The aim of this pilot double-blind, randomized clinical trial, which initially targeted breast cancer survivors, was to obtain preliminary evidence of the effect of Hypericum perforatum extract (St. John's wort extract) compared with placebo on symptoms and quality of life of symptomatic perimenopausal women. Symptomatic perimenopausal women aged 40 to 65 years who experience hot flashes (three or more per day, Heart and Estrogen / Progestin Replacement Study scale) were randomly assigned to receive ethanolic Hypericum perforatum extract (900 mg TID) or placebo. After 12 weeks of treatment, a nonsignificant difference favoring the Hypericum perforatum extract group was observed in the daily hot flash frequency and the hot flash score. After 3 months of treatment, compared with the placebo group, women in the Hypericum perforatum extract group reported significantly better menopause-specific quality of life and significantly fewer sleep problems. Hypericum perforatum may improve quality of life in ways that are important to symptomatic perimenopausal women, but these results need to be confirmed by a larger clinical trial.

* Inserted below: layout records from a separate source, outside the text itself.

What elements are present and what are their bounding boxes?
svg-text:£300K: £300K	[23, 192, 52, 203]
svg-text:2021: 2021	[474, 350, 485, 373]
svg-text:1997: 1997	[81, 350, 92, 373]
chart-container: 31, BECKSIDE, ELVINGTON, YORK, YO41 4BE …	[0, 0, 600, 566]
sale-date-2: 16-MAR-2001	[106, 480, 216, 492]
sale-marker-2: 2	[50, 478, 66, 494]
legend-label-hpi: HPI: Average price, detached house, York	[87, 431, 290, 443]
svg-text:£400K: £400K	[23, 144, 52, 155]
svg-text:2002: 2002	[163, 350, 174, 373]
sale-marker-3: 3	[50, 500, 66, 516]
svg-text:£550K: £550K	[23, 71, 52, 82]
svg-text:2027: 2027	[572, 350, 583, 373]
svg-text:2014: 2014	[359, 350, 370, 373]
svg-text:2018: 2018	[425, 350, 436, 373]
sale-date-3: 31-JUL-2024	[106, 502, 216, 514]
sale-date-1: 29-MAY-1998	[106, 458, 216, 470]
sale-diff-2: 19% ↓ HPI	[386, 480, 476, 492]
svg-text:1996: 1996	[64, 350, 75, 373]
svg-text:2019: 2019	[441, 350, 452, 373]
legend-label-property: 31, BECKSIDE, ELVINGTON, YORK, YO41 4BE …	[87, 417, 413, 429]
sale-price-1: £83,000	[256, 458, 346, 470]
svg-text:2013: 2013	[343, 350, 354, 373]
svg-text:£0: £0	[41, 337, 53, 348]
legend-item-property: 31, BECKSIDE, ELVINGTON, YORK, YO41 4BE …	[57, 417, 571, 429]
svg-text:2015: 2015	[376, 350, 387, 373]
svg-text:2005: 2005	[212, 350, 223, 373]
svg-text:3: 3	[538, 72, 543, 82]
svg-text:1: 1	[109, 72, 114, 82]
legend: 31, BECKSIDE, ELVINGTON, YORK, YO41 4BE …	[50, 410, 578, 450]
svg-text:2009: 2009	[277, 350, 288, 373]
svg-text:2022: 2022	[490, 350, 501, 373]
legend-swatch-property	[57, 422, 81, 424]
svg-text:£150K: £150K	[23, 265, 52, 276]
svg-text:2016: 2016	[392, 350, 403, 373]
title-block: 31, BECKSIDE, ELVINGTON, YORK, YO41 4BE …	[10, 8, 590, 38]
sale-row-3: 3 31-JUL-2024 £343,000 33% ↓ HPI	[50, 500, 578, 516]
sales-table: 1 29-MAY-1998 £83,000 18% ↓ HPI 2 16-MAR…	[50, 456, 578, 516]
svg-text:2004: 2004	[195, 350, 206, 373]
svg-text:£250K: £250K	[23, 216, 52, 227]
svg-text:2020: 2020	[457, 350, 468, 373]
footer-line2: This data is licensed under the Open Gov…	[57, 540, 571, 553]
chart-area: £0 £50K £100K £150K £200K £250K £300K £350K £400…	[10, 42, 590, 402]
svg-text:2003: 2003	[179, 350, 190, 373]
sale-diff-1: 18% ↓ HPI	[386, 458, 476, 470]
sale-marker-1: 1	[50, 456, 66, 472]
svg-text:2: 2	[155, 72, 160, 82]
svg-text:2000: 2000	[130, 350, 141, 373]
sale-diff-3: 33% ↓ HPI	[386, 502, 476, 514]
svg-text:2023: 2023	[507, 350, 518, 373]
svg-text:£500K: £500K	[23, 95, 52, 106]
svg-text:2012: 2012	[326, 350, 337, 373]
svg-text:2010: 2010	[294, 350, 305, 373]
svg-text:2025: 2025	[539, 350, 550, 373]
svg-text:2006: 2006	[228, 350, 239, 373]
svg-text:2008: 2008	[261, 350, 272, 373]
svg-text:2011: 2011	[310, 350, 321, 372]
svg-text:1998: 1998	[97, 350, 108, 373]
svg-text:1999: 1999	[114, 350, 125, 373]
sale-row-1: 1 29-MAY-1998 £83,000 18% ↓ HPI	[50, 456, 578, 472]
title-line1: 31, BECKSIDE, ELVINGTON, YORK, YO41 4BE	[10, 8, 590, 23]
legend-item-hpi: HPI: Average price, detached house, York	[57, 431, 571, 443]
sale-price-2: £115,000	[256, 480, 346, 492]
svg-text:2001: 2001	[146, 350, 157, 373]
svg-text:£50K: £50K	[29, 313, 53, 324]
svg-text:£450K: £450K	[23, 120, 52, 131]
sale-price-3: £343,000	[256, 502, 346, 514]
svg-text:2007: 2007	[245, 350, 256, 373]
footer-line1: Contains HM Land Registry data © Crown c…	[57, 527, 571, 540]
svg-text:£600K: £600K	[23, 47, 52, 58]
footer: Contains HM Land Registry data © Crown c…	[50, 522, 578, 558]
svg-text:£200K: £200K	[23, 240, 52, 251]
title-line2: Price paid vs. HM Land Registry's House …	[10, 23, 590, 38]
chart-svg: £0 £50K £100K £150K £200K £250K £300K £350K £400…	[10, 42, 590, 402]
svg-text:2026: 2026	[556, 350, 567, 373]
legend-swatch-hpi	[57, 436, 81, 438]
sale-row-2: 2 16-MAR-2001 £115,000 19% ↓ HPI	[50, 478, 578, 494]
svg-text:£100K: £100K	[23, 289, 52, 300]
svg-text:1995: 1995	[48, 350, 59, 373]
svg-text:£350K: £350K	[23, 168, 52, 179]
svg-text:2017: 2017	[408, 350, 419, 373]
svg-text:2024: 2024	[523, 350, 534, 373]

Hypericum perforatum compared to Prozac
Hypericum perforatum versus fluoxetine in the treatment of mild to moderate depression.
Adv Ther. 2002.
In a randomized, controlled, double-blind trial, 70 patients (mean age,50 years) suffering from mild to moderate depression received one tablet of either Hypericum perforatum extract (Calmigen) or fluoxetine hydrochloride (Prozac) twice a day for 6 weeks. Efficacy was determined according to the 17-item Hamilton Rating Scale for Depression (HAMD), the von Zerssen depression scale (DS), Clinical Global Impression (CGI), and patients' overall evaluation. Significant decreases of 50% in the Hypericum perforatum and 58% in the fluoxetine group in the HAMD score and of 42% and 52% on the DS spoke to the efficacy of both medications. The Hypericum perforatum extract achieved 83% of the efficacy of fluoxetine on the HAMD and 78% on the DS. Assessments by physicians (CGI) and patients indicated considerable improvement with no between-treatment differences. Of the 9 dropouts (13%), 2 in the Hypericum perforatum group and 2 in the fluoxetine group were due to adverse reactions. Safety evaluations demonstrated only minor changes. The Hypericum perforatum preparation tested in this study is therapeutically equivalent to fluoxetine and is therefore a rational alternative to synthetic antidepressants.